Our curious exchanges led to more gestures. More gestures to longer exchanges. The ordinary ways we become woven as kin. At the end of our stay, Nelson (we only knew him by his first) wrote his family name in the dusty window of our jeep. We drove to the airport like that, sad to leave the finca, the cats…him.

How to Befriend Ourselves

 

How we cease to become strangers? Not only with each other but with ourselves. How do we befriend the parts of us we don’t want to see? The parts that feel like a stranger?

It’s normal to occasionally treat ourselves like a stranger. Over the summer I spent weeks “hovering” (read here), experiencing a deep sense of disconnection while on a beautiful (and connective) family trip. Reckoning with my strange contradiction felt too hard, too big to crack open until I finally extended a tiny gesture of care towards myself. It wasn’t oranges or a yucca root. But some inner spaciousness and curiosity (which I’ve been cultivating for years) that helped me have an honest (and awkward) conversation with some contradictions I held but hadn’t noticed.

Back to work with clients I’m observing all the ways sensitive humans transition from a more relaxed to busier state. There’s a ton of figuring out. Pushing, thinking and planning at full-tilt, even though we promised ourselves that we wouldn’t “start bailing out the ship” before the end of August. With this normal inconsistency, many of us get that niggly feeling that we “should” focus on development or get our teams on track. In the last couple of weeks, I’ve heard folks admit that just thinking about making time for their professional or personal growth brings on a mild panic.

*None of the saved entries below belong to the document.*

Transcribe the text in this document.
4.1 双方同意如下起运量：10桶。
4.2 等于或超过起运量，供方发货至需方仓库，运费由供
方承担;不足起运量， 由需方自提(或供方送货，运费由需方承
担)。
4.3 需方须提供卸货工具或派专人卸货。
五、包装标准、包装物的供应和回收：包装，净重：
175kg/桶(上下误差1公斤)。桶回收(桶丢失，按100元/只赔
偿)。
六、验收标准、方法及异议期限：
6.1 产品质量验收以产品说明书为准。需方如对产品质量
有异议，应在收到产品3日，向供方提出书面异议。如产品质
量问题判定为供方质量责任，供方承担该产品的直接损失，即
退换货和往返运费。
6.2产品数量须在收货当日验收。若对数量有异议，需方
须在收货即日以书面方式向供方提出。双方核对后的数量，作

Personal Growth Doesn’t Have to Feel like Work

 

But what if growth for ourselves doesn’t have to be work? What if it can be as simple as stepping toward a part of us that feels like a stranger? Those parts we’d rather ignore? What if we could simply extend a gesture of curiosity and sit with the truth of what is and just make friends with that.

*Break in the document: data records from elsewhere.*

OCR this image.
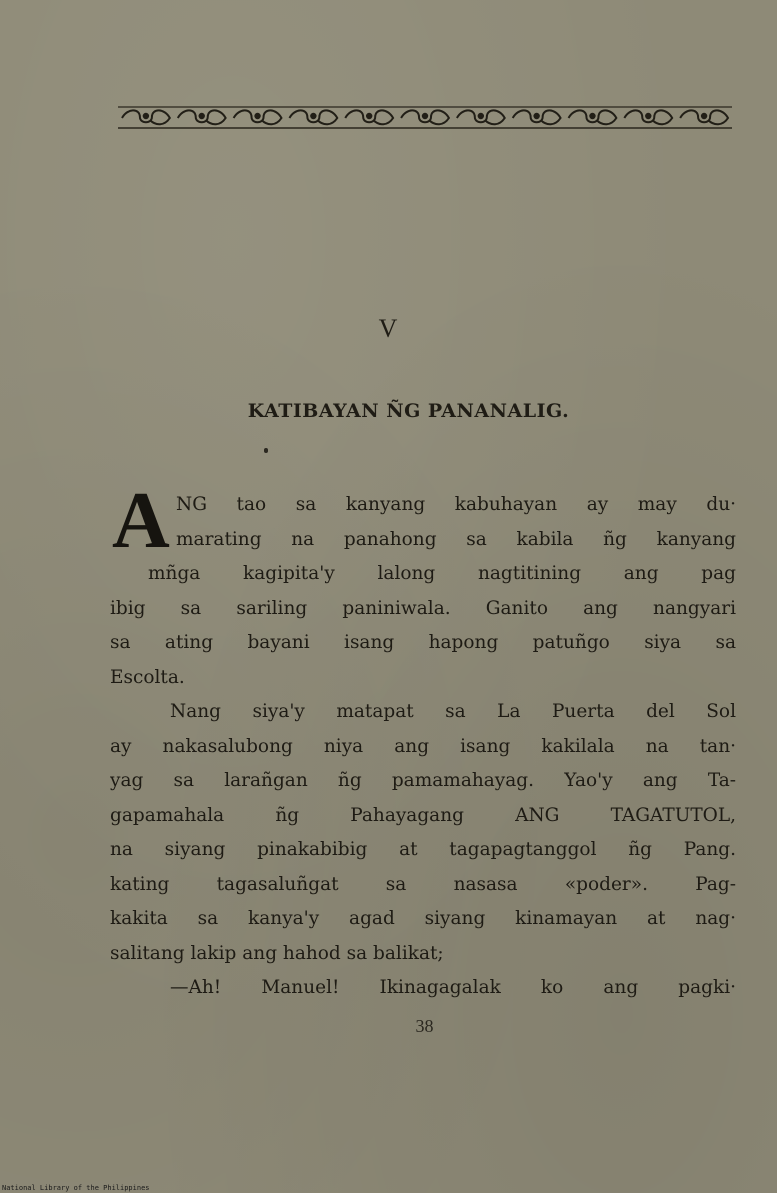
V
KATIBAYAN ÑG PANANALIG.
A NG tao sa kanyang kabuhayan ay may du·
marating na panahong sa kabila ñg kanyang
mñga kagipita'y lalong nagtitining ang pag
ibig sa sariling paniniwala. Ganito ang nangyari
sa ating bayani isang hapong patuñgo siya sa
Escolta.
Nang siya'y matapat sa La Puerta del Sol
ay nakasalubong niya ang isang kakilala na tan·
yag sa larañgan ñg pamamahayag. Yao'y ang Ta-
gapamahala ñg Pahayagang ANG TAGATUTOL,
na siyang pinakabibig at tagapagtanggol ñg Pang.
kating tagasaluñgat sa nasasa «poder». Pag-
kakita sa kanya'y agad siyang kinamayan at nag·
salitang lakip ang hahod sa balikat;
—Ah! Manuel! Ikinagagalak ko ang pagki·
38
National Library of the Philippines
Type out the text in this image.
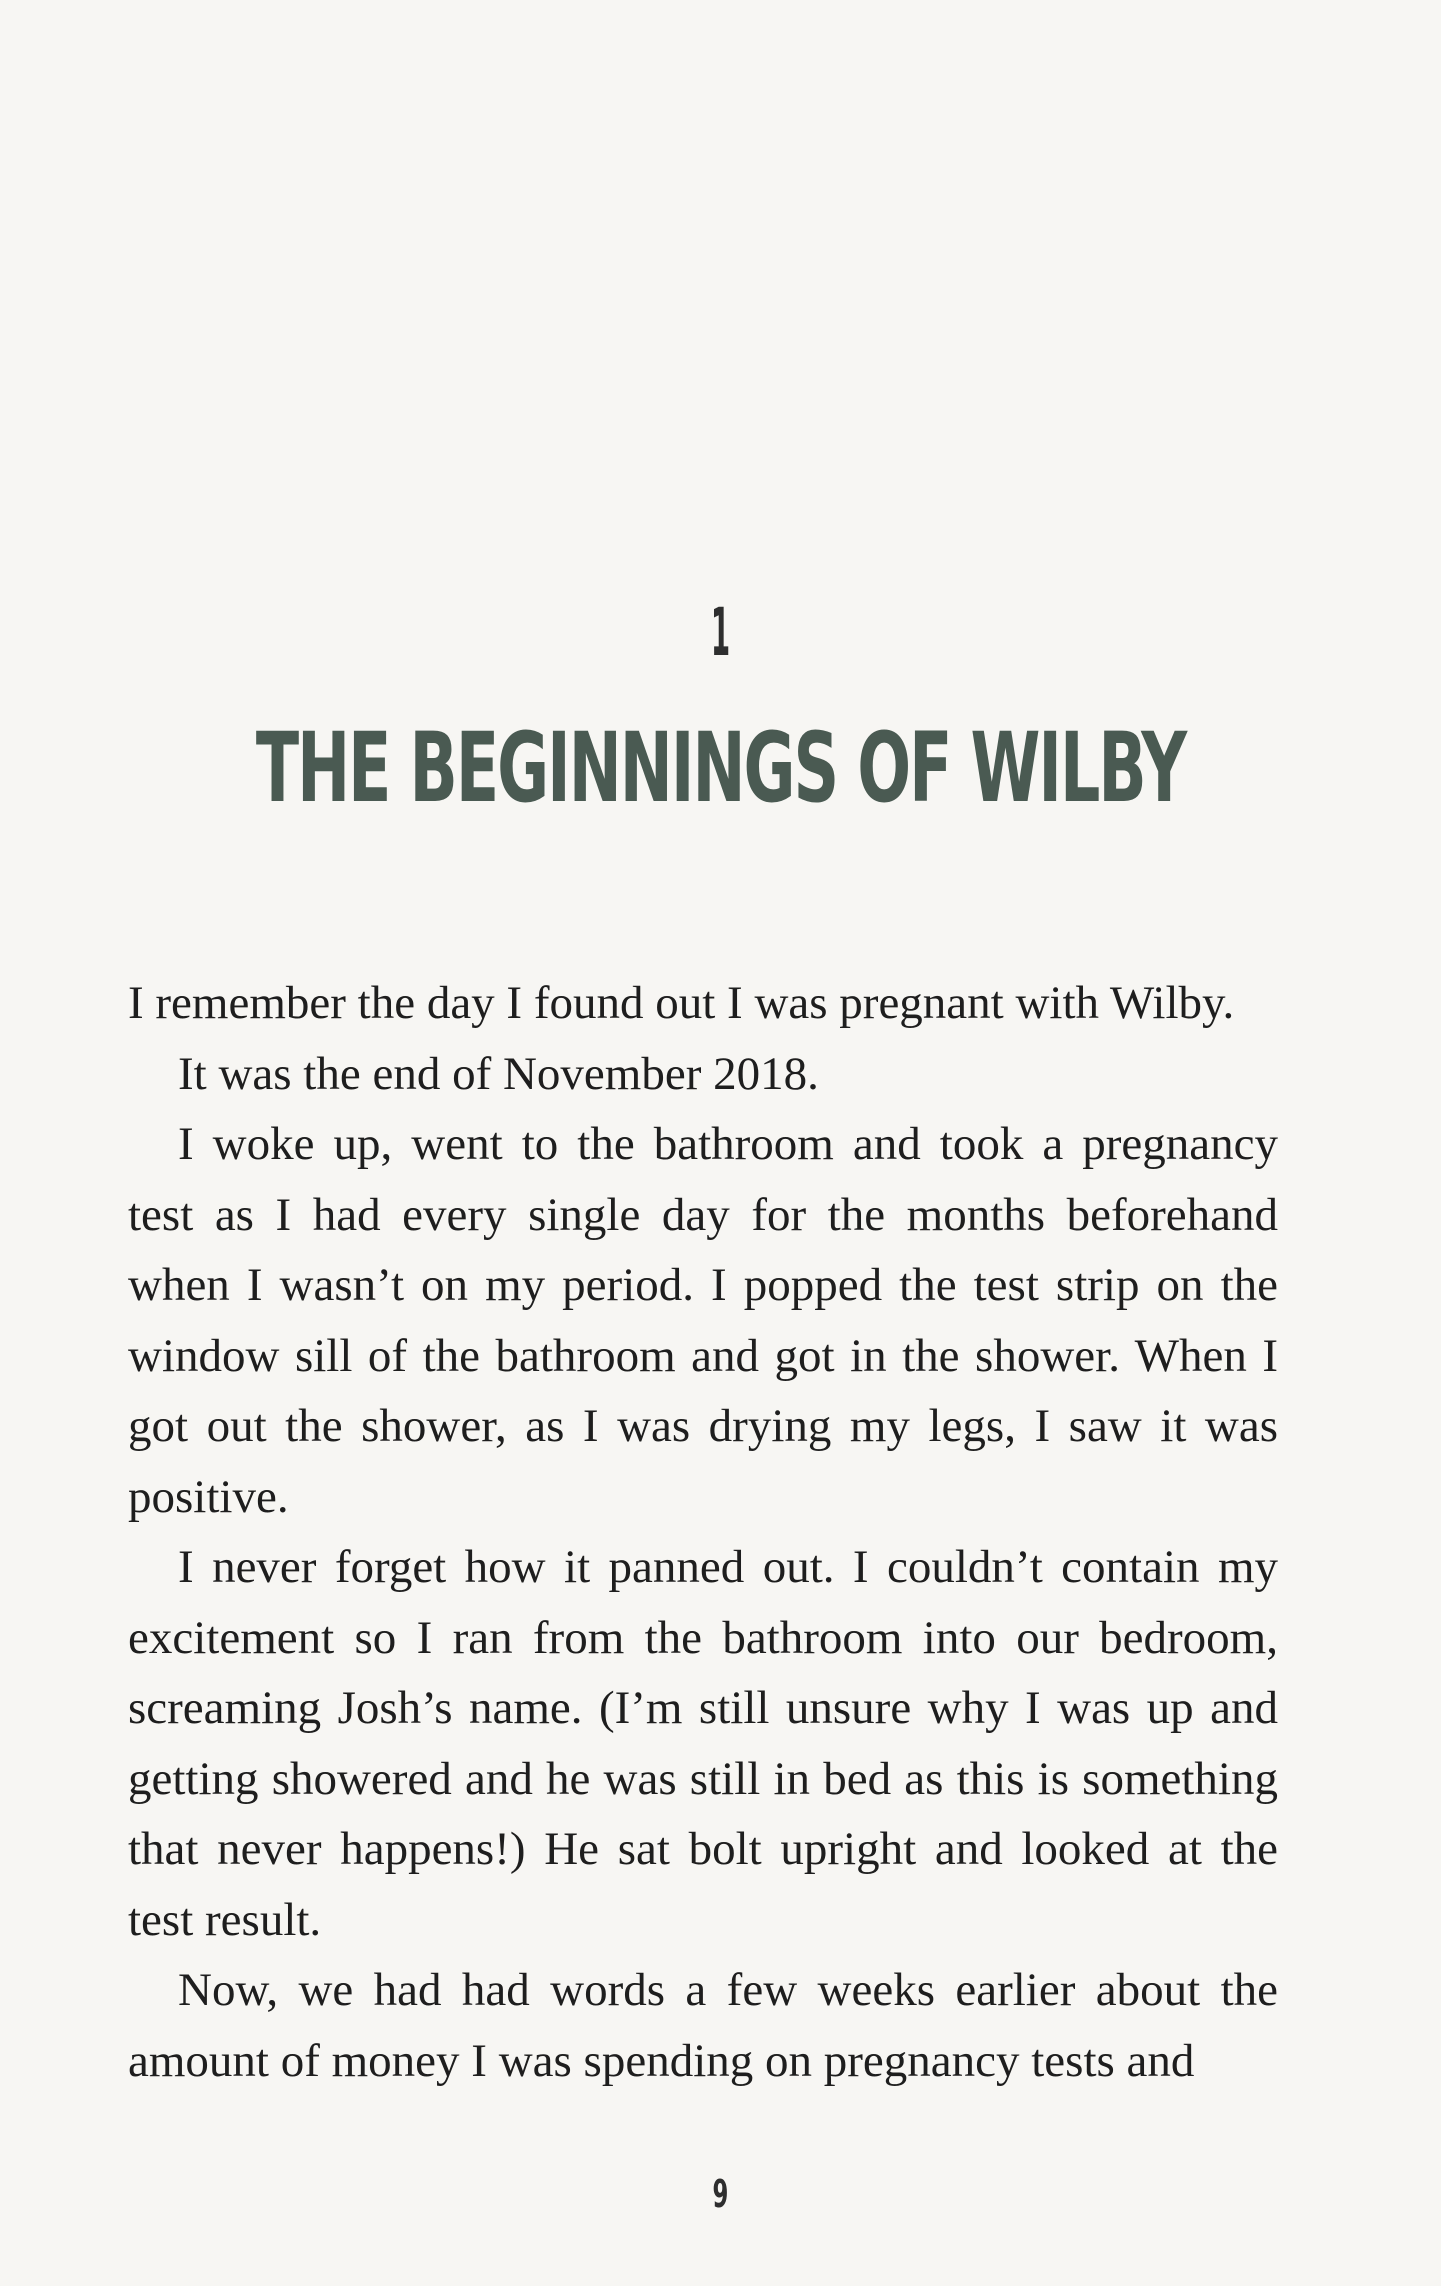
1
THE BEGINNINGS OF WILBY

I remember the day I found out I was pregnant with Wilby.

It was the end of November 2018.

I woke up, went to the bathroom and took a pregnancy test as I had every single day for the months beforehand when I wasn’t on my period. I popped the test strip on the window sill of the bathroom and got in the shower. When I got out the shower, as I was drying my legs, I saw it was positive.

I never forget how it panned out. I couldn’t contain my excitement so I ran from the bathroom into our bedroom, screaming Josh’s name. (I’m still unsure why I was up and getting showered and he was still in bed as this is something that never happens!) He sat bolt upright and looked at the test result.

Now, we had had words a few weeks earlier about the amount of money I was spending on pregnancy tests and

9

I’m curious about you…if you could take a step toward a part of you (or a pattern) that feels like a stranger, what might it be?

Your disillusionment?

Your rage with the state of the world? Your role in it?

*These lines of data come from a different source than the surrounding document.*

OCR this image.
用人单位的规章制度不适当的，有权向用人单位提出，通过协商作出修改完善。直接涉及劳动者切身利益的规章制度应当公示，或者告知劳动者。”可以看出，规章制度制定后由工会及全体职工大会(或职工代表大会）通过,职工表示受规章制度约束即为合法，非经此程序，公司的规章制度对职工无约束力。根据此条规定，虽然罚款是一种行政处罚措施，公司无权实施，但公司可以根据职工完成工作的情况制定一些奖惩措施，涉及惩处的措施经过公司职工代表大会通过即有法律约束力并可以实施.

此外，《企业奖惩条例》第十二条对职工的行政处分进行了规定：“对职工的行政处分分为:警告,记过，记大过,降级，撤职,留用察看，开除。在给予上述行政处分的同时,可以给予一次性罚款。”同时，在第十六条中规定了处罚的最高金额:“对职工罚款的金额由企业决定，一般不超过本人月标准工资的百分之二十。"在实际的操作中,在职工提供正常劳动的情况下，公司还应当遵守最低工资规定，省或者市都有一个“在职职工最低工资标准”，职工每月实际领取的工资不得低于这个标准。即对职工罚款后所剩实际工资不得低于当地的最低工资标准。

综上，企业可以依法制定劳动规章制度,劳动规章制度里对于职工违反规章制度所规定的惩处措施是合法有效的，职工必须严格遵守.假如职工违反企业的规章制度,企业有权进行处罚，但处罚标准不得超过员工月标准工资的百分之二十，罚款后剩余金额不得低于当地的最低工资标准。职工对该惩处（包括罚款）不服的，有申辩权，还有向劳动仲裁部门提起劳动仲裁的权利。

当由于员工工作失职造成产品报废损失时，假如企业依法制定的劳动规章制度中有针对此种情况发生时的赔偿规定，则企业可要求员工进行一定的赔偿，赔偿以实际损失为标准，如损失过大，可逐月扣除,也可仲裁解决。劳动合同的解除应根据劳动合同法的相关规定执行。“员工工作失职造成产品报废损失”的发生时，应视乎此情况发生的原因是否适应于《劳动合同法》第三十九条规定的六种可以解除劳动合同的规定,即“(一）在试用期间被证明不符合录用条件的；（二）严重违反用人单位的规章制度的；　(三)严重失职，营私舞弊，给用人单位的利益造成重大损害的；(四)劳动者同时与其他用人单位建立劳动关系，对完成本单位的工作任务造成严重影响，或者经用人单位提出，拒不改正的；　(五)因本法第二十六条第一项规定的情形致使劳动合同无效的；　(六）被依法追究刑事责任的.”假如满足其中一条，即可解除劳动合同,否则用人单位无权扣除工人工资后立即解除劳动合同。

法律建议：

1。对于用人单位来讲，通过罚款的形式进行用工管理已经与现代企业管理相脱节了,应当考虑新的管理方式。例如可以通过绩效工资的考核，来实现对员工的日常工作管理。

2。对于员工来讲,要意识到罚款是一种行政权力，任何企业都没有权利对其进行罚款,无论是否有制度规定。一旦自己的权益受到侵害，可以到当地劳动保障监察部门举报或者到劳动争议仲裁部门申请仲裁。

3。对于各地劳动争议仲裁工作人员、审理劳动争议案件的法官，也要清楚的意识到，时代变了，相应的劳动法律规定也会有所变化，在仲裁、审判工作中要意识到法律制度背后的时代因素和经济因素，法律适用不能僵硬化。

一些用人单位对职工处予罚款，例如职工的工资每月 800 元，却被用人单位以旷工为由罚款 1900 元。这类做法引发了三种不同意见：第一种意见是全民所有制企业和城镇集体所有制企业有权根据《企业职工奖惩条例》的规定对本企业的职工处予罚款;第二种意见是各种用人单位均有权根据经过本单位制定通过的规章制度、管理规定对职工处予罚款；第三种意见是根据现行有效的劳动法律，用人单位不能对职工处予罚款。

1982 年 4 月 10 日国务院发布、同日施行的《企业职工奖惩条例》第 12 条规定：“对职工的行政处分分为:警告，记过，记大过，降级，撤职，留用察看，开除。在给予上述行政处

Your exhaustion with hitting the same roadblocks over and over?

The vulnerability of not knowing or having the answer?

Your tendency to push hard and run over your adrenals for that urgent deadline?

A conflict that feels impossible to resolve?

Your resentment that there’s too much and you chose it anyway?

​Be Kind to Yourself (and your contradictions)

 

Whatever your pattern or experience is, your kindness matters. Your gestures matter.

From my time with Nelson this summer, I learned that it was my willingness to be awkward and return daily offerings. From my time with myself this summer, I learned that it was my willingness to be curious about my uncomfortable contradictions. These small gestures help us navigate the evolution of our leadership, relationships and our bodies of work- and the contradictions that lie in them.

May you know that I’m heartily encouraging your awkward gaze. Your fumbling language. Your capacity to stay in the discomfort of ceasing to be a stranger to yourself and others. May you soften in the process, making friends with your own contradictions and patterns and brilliance as you lead and live. May your curiosity bring ordinary magic. The oranges in buckets. Like language beyond language so you can tend new depths of connection, clarity and creativity in whatever you’re most called to do.